The idea of not beginning your analysis of China confident that your business should go is another way to say that the decision to go to China should be a strategic, not purely opportunistic one. A lot of great relationships start at trade shows and conventions. Small and medium-sized (SMEs) businesses are particularly eager to jump on the relationships that come from these interactions; in fact, many SMEs go to the trade shows largely for the networking effect. This is a great way to dip the toe into the water. And, in fairness, let’s assume you get some good nibbles. What are your criteria for picking the right partner in China? Going to the trade show in the first place was a good decision in that it reflected your sense that a lot of what happens in China happens because of informal relationships. But how do you discern between one potential partner versus another? What is it you need from your Chinese counterpart to successfully execute in the country? Do you need someone with access to referral networks? Do you need to place your products in the public hospital system in order to be successful? If so, what is the point of sale for the public hospital? Every potential distributor is going to tell you they have the right contact to do so, but how do you determine which one actually can deliver? I write this all to reinforce the idea about being strategic versus opportunistic. It may well be that someone you meet fortuitously turns out to be the right partner; but you will save yourself a lot of grief and bring much needed clarity to your decision if you have thought this through in advance of your prospecting efforts.
The process of getting to a yes/no answer and then driving an implementation strategy is what Rubicon is focused on providing.
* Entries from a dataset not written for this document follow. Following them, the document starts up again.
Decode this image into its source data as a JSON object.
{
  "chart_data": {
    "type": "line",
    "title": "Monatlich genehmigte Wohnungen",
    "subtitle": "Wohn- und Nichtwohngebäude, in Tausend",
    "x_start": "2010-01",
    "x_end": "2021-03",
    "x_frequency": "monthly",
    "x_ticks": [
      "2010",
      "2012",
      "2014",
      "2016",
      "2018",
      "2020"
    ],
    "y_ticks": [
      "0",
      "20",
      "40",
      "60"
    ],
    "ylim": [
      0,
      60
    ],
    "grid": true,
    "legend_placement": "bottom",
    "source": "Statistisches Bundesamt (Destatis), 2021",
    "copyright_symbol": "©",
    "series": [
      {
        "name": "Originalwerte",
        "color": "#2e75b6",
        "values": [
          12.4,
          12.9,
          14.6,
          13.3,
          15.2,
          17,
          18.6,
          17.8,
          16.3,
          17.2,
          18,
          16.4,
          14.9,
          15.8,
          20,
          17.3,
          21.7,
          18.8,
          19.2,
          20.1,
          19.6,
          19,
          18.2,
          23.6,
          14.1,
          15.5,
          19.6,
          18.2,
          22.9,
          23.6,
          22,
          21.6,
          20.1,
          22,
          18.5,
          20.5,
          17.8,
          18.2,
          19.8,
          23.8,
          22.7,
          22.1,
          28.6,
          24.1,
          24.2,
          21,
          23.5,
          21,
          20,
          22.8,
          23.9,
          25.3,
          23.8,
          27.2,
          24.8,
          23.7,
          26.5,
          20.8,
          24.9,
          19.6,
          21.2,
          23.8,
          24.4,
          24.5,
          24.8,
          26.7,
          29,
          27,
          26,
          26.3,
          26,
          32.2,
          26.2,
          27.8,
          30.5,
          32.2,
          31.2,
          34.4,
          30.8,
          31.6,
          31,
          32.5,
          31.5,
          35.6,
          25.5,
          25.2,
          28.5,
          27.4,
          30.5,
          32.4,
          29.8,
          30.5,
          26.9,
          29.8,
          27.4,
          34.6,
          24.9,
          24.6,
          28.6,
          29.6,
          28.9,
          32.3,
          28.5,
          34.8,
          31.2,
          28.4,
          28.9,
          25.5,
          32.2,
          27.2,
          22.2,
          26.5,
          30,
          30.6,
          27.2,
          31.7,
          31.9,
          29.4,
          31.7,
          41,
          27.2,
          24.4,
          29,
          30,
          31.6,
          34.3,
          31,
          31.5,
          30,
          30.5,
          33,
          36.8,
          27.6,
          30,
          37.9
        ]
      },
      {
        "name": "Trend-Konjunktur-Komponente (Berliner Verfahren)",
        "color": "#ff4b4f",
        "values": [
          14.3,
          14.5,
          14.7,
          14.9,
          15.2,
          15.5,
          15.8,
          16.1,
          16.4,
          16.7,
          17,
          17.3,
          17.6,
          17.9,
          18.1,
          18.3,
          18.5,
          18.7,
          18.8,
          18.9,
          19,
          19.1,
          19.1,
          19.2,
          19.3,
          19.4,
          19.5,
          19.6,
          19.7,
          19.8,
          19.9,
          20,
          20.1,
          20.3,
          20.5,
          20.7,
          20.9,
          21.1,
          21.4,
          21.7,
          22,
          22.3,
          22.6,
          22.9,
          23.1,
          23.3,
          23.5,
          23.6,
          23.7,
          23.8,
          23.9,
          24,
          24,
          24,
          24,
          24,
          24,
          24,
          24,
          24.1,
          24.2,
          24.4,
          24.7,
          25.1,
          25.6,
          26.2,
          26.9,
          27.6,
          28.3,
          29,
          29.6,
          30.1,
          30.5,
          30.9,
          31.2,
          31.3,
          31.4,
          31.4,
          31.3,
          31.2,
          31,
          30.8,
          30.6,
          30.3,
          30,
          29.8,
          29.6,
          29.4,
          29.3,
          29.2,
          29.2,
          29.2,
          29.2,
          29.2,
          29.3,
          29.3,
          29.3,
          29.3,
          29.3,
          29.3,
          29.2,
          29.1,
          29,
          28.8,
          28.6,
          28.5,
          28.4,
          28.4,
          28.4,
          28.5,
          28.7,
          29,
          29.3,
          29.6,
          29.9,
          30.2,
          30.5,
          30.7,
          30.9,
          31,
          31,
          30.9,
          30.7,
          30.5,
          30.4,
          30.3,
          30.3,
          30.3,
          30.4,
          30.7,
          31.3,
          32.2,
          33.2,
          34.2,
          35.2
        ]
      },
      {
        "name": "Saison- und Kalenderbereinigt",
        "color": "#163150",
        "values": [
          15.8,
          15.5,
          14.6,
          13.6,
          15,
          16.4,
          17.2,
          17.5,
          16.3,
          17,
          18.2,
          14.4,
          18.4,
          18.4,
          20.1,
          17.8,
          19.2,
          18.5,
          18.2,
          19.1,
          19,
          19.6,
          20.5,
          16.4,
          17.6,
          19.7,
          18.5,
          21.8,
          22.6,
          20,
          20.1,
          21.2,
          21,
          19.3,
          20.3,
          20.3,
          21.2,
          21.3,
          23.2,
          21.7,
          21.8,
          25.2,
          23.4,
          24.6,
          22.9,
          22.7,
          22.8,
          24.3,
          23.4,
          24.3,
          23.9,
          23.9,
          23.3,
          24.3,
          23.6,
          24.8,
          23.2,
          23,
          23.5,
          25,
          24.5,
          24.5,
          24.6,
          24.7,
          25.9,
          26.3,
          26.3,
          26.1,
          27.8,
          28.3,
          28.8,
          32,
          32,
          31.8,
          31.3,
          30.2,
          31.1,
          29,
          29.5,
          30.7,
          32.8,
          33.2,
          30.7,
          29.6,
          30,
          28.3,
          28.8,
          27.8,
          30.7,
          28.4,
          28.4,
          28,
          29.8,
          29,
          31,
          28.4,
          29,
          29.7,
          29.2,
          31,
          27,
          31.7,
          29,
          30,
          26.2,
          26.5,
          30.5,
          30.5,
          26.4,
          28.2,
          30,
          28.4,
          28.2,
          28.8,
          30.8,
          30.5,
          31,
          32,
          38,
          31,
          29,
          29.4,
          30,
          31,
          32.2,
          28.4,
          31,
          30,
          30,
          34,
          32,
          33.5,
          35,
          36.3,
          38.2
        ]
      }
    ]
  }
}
The methodology we use segments this process into four questions, each of which we are going to be writing on over the course of the next month. The first question is: “Do we, as a company (management team and ownership) have the bandwidth and cultural DNA to export our business model to China’s emerging healthcare economy?” Again, by design these questions do not assume you should be in China. In fact, they attempt to root out cultural, financial and operational reasons not to go to China … yet. If you are ready, the process moves towards questions that identify bottlenecks, intra-company resistance, regulatory concerns, and other execution level details that will constitute your market access plan. We will be writing on the first question in more detail in a forthcoming blog. The take away is not that you should not be considering China. It is an amazing opportunity and the benefits are certain to outweigh the risks; however, going into China the right way, with everyone’s expectations properly framed is key to getting an attractive return on investment.